The Supreme Court heard arguments Monday in a case titled Astrue vs. Capato, but a better name for it might be "In re: Brave New World." Karen Capato, who conceived twins through artificial insemination after their biological father died, asked the justices to overrule the Social Security Administration and hold that the children are entitled to survivor benefits. As JusticeSamuel A. Alito Jr.pointed out, the authors of the Social Security Act "never had any inkling about the situation that has arisen in this case." But the fact that Congress couldn't foresee the world of sperm banks and test tube babies doesn't mean that the statute is meaningless. It's possible to discern a general principle in the law, and the court should apply that principle by rejecting the twins' claim.
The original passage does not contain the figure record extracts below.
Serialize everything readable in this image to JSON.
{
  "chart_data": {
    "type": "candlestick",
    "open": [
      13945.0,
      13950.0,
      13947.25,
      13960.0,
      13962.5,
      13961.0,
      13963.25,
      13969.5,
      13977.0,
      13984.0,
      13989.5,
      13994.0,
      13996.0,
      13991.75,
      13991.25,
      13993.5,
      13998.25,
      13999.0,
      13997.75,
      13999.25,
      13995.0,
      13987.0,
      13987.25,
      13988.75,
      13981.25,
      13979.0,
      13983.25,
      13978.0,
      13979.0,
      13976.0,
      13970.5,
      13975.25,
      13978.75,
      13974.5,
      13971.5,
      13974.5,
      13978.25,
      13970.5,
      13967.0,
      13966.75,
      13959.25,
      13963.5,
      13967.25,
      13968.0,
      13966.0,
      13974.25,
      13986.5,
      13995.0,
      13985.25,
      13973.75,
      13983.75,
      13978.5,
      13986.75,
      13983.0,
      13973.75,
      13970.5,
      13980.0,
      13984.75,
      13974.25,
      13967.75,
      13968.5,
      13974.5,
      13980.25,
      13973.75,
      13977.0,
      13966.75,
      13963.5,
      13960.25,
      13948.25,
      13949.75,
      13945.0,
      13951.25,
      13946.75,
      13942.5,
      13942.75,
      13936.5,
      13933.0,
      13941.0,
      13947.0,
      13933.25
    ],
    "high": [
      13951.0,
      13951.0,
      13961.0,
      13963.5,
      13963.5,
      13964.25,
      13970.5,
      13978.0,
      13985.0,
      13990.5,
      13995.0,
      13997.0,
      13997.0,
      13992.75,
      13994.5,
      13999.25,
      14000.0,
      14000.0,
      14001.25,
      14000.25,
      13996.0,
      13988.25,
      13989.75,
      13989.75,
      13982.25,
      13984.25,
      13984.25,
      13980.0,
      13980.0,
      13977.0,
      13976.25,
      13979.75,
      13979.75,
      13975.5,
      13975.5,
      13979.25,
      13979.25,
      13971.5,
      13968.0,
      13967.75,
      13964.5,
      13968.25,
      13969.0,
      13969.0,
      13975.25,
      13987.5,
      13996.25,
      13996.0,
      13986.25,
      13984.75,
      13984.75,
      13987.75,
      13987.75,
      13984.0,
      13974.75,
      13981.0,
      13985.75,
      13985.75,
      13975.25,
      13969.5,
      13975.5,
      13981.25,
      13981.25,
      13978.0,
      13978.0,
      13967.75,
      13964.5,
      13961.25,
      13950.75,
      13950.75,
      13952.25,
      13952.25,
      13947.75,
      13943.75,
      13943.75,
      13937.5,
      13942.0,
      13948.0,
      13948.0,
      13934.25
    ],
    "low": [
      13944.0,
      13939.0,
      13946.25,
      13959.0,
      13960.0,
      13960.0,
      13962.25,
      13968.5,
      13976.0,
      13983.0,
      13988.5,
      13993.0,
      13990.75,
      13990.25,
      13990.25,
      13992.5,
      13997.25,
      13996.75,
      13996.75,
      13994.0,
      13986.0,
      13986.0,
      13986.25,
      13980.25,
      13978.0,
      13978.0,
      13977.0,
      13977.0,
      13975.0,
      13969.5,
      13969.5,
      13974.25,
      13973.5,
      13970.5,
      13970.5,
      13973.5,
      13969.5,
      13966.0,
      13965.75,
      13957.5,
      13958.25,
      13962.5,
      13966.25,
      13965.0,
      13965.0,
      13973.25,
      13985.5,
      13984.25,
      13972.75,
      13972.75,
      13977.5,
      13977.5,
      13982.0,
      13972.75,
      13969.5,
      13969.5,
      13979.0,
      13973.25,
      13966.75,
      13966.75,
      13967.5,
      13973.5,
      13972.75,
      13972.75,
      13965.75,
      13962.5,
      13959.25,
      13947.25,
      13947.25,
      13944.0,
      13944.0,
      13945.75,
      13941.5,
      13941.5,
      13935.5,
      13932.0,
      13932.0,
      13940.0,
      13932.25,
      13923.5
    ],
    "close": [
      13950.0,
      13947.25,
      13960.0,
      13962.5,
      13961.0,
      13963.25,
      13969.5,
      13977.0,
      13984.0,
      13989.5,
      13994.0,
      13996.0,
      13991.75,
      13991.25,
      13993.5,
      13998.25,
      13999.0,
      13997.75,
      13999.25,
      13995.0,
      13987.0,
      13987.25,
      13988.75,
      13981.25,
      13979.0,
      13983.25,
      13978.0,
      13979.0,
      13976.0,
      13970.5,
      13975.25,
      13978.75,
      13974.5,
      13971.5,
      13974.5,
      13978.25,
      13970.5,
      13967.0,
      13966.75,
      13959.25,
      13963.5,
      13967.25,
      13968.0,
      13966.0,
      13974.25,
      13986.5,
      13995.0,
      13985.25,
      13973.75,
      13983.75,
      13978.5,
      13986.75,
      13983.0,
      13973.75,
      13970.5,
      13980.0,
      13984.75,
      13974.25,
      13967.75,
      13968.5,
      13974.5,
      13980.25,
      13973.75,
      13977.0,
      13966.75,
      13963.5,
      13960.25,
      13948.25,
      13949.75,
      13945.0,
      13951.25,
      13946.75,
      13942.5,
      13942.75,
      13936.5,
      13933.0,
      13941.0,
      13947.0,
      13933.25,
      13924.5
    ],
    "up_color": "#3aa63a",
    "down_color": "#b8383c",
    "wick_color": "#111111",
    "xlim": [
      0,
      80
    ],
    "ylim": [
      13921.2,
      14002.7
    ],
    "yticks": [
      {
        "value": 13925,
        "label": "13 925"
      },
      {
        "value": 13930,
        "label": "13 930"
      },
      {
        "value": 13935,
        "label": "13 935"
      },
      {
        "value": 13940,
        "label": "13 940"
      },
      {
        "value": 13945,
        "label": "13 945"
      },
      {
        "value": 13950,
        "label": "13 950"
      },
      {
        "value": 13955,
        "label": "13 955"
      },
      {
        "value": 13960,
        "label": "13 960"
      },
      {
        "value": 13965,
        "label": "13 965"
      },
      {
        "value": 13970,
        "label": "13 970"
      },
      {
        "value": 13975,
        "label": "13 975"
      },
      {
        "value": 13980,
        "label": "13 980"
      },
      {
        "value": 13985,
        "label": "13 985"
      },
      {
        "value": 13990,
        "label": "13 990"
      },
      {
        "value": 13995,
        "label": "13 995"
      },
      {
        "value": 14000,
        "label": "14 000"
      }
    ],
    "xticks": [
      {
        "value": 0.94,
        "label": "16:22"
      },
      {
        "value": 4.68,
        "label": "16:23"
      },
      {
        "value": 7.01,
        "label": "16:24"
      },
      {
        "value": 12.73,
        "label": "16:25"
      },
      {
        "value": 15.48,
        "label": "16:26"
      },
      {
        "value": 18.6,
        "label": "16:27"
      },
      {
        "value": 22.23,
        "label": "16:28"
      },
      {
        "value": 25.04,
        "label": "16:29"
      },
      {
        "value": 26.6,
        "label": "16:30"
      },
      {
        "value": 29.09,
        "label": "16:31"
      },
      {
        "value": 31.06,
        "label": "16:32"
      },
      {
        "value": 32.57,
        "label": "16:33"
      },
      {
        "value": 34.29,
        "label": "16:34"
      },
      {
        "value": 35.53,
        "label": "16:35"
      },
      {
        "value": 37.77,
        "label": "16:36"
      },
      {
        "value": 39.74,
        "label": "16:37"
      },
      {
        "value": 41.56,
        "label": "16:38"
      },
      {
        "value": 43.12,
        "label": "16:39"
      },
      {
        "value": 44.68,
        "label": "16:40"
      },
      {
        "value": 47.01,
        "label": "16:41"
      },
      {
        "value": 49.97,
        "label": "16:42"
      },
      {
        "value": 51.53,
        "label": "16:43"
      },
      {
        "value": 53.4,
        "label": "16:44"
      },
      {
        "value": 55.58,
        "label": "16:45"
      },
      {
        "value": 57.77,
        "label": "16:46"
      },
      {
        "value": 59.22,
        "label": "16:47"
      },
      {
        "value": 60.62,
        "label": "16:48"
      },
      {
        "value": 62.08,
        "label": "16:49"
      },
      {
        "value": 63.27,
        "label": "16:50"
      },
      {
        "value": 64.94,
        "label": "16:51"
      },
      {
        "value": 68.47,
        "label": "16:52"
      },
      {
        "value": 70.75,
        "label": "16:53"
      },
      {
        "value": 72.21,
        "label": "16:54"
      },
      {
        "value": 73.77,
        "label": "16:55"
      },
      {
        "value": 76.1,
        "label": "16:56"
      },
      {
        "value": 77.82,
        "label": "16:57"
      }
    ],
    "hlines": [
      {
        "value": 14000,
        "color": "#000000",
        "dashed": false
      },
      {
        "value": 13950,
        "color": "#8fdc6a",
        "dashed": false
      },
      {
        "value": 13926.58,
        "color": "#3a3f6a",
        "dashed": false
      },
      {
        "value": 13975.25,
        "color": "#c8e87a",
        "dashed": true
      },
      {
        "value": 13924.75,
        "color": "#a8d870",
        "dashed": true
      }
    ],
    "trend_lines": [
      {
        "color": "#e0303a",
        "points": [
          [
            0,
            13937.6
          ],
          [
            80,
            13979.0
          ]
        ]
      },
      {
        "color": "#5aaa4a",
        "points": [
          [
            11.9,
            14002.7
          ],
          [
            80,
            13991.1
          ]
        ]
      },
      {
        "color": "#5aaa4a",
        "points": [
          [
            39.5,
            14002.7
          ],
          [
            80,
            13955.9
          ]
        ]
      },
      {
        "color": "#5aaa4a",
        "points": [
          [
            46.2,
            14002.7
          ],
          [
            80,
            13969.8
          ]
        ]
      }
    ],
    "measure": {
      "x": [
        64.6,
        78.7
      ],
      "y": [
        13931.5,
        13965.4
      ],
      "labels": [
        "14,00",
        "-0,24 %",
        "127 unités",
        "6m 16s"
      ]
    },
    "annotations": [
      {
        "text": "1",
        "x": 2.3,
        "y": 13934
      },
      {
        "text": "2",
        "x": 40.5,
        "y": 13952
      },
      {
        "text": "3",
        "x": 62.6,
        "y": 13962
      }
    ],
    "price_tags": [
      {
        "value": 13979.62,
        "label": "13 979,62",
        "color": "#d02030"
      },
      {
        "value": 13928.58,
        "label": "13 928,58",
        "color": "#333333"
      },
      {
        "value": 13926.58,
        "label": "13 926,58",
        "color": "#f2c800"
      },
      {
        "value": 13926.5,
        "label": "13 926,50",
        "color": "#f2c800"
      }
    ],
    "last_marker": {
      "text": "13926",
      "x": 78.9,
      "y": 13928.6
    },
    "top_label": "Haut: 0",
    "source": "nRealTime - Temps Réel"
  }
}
Astrue vs. Capato has attracted attention as an example of the way technological advances will bedevil the work of the Supreme Court, an early milestone on a road that may someday have the justices deciding whether robots are people under the 14th Amendment.
But the case illustrates more than the fact that yesterday's science fiction is today's science fact. It also illuminates the distinction between two approaches to judicial interpretation that are often treated as interchangeable: "original intent" and "original meaning." The former means that judges should apply a legal text only to circumstances its authors could foresee. But that's not a particularly helpful approach. The framers of the 4th Amendment didn't have telephones in mind when they prohibited unreasonable searches and seizures, so they couldn't have intended the amendment to apply to wiretapping. Yet the Supreme Court was right to recognize that the meaning of that amendment — the protection of privacy — required that police obtain a warrant before listening in on telephone calls.